In 2021 it was also time to expand physically and within the existing building with labs on the ground floor further offices located in the first floor and – due to the growth - the second floor was acquired and renovated for more office space.
Today, VelaLabs is an internationally active contract laboratory and trusted partner for pharma and biotech companies.
VelaLab’s vision for the future
The managing directors of the management board consisting of Klaus Hajszan, Head of Quality and Test Site Manager, Albert Lauss, Head of Operations, and Markus Roucka, Chief Business Development Officer explain their vision for the future: “we will expand our analytical portfolio steadily keeping an eye on the customer’s needs and attach particular importance to digitization and further investments in sustainability in the future.

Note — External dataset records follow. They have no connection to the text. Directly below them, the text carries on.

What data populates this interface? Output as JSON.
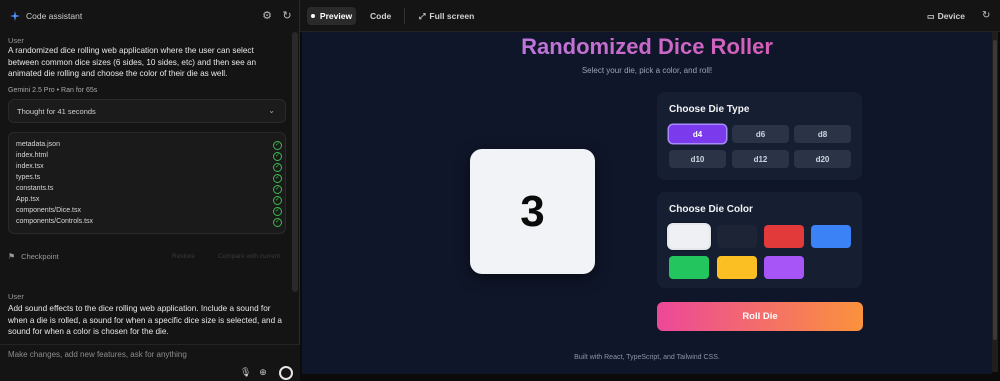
{
  "left_panel": {
    "title": "Code assistant",
    "messages": [
      {
        "role_label": "User",
        "text": "A randomized dice rolling web application where the user can select between common dice sizes (6 sides, 10 sides, etc) and then see an animated die rolling and choose the color of their die as well."
      },
      {
        "role_label": "User",
        "text": "Add sound effects to the dice rolling web application. Include a sound for when a die is rolled, a sound for when a specific dice size is selected, and a sound for when a color is chosen for the die."
      }
    ],
    "model": "Gemini 2.5 Pro",
    "run_time": "Ran for 65s",
    "thought_label": "Thought for 41 seconds",
    "files": [
      "metadata.json",
      "index.html",
      "index.tsx",
      "types.ts",
      "constants.ts",
      "App.tsx",
      "components/Dice.tsx",
      "components/Controls.tsx"
    ],
    "checkpoint_label": "Checkpoint",
    "checkpoint_faint_1": "Restore",
    "checkpoint_faint_2": "Compare with current",
    "input_placeholder": "Make changes, add new features, ask for anything"
  },
  "topbar": {
    "preview_label": "Preview",
    "code_label": "Code",
    "fullscreen_label": "Full screen",
    "device_label": "Device"
  },
  "app": {
    "title": "Randomized Dice Roller",
    "subtitle": "Select your die, pick a color, and roll!",
    "die_value": "3",
    "die_type_heading": "Choose Die Type",
    "die_types": [
      "d4",
      "d6",
      "d8",
      "d10",
      "d12",
      "d20"
    ],
    "selected_die_type": "d4",
    "die_color_heading": "Choose Die Color",
    "colors": [
      "#eef0f3",
      "#1c2435",
      "#e23a3a",
      "#3b82f6",
      "#22c55e",
      "#fbbf24",
      "#a855f7"
    ],
    "selected_color": "#eef0f3",
    "roll_label": "Roll Die",
    "footer": "Built with React, TypeScript, and Tailwind CSS."
  }
}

Digitization will increase process efficiency and enable us to spend time freed up in the solution development for our customer’s analytical requirements as well as continuous training of our staff. Thus, all accompanied by sustainability activities such as reducing lab waste or energy usage to minimize our ecological footprint.”
Furthermore, in the coming years we will expand our analytical services into cell therapies and also continue the close exchange with research experts and customers to initiate and adopt new analytical services hand in hand with new requirements.
Our customers and employees have made these growth and company developments possible. Therefore we would like to take the opportunity to thank them for their loyalty, trust and passion. Without our highly qualified and motivated colleagues, we are able to implement and improve all the systems in operations and to successfully grow the business so much over the last years.
About VelaLabs:
VelaLabs (founded in 2006) is a global, GLP/GMP certified and GCLP-compliant contract laboratory that provides analytical characterization services for pharmaceuticals, including proteins, biosimilars, hormones, monoclonal antibodies and peptides. With broad expertise in customer-specific analytical method development and analysis and a highly motivated team, VelaLabs supports its customers from research to preclinical & clinical phases to product commercialization and market release in Europe.
Since 2021, VelaLabs, equipped with a cleanroom newly built in 2020, has been offering the entire spectrum of microbiological services with a focus on the pharmaceutical sector. VelaLabs, based in Vienna (Austria), has been part of the Tentamus Group since 2016.